Et que dire du « jeu de la mort et de Monsieur Quinette-Descombes » (ROMAINS, 1944, 288-292) ? Quinette, l’ancien relieur, l’assassin compulsif, qui s’est retiré à Nice où il exerce l’honnête métier de libraire d’occasion, mais où le poète Vorge (comprenez Aragon, ou Breton) le poursuit de son admiration trop perspicace – Quinette se meurt. Le drame de sa vie s’appelle Landru. Landru est comme son double, il ne sait plus quels meurtres il faut lui attribuer, et ce qu’il doit se rendre à lui-même, Quinette, comme lui appartenant de droit criminel. Le jeu de miroir est infini entre Quinette (qui est le double fictionnel du Landru réel) et Landru (le Landru de la fiction, qui est le double de Quinette). Inutile de préciser que Romains – qui dans sa jeunesse a confié l’entretien de sa première automobile à un garagiste de la Porte de Châtillon nommé Landru, qui devait quelque temps plus tard lui demander un certificat de moralité au moment de passer devant les juges (ROMAINS, 1970, 68-75) – s’amuse ici à un jeu autoréflexif qui brouille l’ordre référentiel entre réalité et fiction. Quinette, donc, sent qu’il est pris dans l’engrenage d’un jeu déréglé : « Tout est possible » (ROMAINS, 1939, 132) – telle est la devise angoissante qui hante l’assassin de bonne volonté – dans ce jeu sans bornes ni mesure. La confusion entre les deux assassins est si parfaite que les gamins que Quinette croise dans la rue lui jettent ce sobriquet qui serait ordinaire (car Quinette est un peu chauve et il a une belle barbe noire soignée) s’il n’était si approprié : « Hé ! Landru ! » (ROMAINS, 1939, 217)

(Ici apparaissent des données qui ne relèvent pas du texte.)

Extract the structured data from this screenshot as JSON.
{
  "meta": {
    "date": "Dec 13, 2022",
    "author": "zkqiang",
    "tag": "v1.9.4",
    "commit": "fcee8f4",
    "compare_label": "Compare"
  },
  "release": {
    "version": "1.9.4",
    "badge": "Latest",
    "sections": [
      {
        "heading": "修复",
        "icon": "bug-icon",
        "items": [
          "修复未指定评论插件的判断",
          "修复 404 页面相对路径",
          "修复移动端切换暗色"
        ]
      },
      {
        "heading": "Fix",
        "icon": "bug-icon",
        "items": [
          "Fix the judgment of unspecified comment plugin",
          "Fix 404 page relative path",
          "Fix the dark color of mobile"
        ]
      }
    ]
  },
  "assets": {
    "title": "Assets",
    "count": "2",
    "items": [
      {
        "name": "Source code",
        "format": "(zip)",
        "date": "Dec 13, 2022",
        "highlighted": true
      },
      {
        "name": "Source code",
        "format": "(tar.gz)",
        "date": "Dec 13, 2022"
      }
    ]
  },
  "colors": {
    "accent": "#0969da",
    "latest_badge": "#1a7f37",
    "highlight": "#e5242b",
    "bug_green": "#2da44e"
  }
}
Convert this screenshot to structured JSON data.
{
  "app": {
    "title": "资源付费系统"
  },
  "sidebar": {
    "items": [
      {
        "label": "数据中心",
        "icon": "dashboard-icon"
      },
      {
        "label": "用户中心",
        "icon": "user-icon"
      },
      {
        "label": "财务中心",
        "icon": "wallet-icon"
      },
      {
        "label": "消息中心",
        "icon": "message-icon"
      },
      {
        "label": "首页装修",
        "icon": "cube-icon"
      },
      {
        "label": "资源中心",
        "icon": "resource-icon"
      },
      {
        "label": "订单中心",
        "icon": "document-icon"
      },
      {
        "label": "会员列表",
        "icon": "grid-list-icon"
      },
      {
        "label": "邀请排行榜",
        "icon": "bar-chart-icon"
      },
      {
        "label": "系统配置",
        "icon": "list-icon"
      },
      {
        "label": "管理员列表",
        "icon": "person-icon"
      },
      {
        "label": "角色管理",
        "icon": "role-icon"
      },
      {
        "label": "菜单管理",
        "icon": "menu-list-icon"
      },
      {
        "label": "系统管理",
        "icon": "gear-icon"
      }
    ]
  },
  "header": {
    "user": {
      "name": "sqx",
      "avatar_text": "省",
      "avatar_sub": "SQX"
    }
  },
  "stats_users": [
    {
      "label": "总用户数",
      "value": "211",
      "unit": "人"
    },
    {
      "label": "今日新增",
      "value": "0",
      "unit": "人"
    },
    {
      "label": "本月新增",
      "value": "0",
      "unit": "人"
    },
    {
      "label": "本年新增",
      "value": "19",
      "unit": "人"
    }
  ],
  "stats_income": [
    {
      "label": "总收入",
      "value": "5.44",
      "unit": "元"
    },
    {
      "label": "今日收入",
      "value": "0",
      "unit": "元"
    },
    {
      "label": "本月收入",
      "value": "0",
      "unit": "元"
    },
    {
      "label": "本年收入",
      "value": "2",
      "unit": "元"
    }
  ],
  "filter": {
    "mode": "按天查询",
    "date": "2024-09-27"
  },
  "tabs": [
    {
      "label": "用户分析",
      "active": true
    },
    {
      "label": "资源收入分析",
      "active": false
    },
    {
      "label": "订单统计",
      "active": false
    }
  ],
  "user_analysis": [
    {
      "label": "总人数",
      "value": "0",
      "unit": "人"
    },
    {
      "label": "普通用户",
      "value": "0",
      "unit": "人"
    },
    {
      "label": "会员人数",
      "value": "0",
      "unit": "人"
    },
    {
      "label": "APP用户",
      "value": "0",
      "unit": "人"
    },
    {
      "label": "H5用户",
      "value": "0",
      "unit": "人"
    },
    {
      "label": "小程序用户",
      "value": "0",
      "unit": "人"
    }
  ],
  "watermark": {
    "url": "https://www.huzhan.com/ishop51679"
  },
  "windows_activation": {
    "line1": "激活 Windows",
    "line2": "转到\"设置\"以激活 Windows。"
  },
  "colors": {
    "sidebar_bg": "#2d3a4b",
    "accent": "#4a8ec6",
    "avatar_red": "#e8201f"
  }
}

Quinette ne veut pas mourir anonyme, ou pseudonyme, il ne veut pas que Landru lui vole la vedette. Il convoque donc Jallez, à qui il compte faire une confession complète. Seulement Jallez ne vient pas seul, la Mort l’accompagne, et prévient la cérémonie des aveux. Si le « jeu » des deux normaliens se projetant dans un avenir sans gloire relève de l’imagination, ici le terme revêt un tout autre sens. Ce jeu-ci est un débat, un duel, une confrontation – mais une controverse peu franche, un affrontement indirect, une rivalité où il entre une part de complicité haineuse. C’est pourquoi Jallez, qui sent que Quinette risque de mourir avant de lui avoir rien confié, est « pris d’impatience » : « L’idée de la mort le harcelait […] Il s’agissait non de la mort qui remue les grands problèmes, mais de celle qui pratique les mauvaises plaisanteries ; la mort escamoteuse, la mort escroc. » (ROMAINS, 1944, 291) Il est curieux d’ailleurs que les jeux les moins voués à l’ombre ne soient pas moins pétris d’angoisse que ceux qui se confrontent à la déchéance ou à la mort : comme s’il fallait compter comme un jeu tout ce qui a à faire, de près ou de loin, avec la fatalité. Tout le prix du « jeu du bonheur » auquel s’adonnent Jallez et Elizabeth Valavert, les deux amants niçois, est ainsi dans sa brièveté : et c’est pourquoi, « comme une petite fille », Elizabeth compte les heures qu’il leur reste avant le départ de Jallez : « Encore quatre-vingt-trois heures! » (ROMAINS, 1941, 47).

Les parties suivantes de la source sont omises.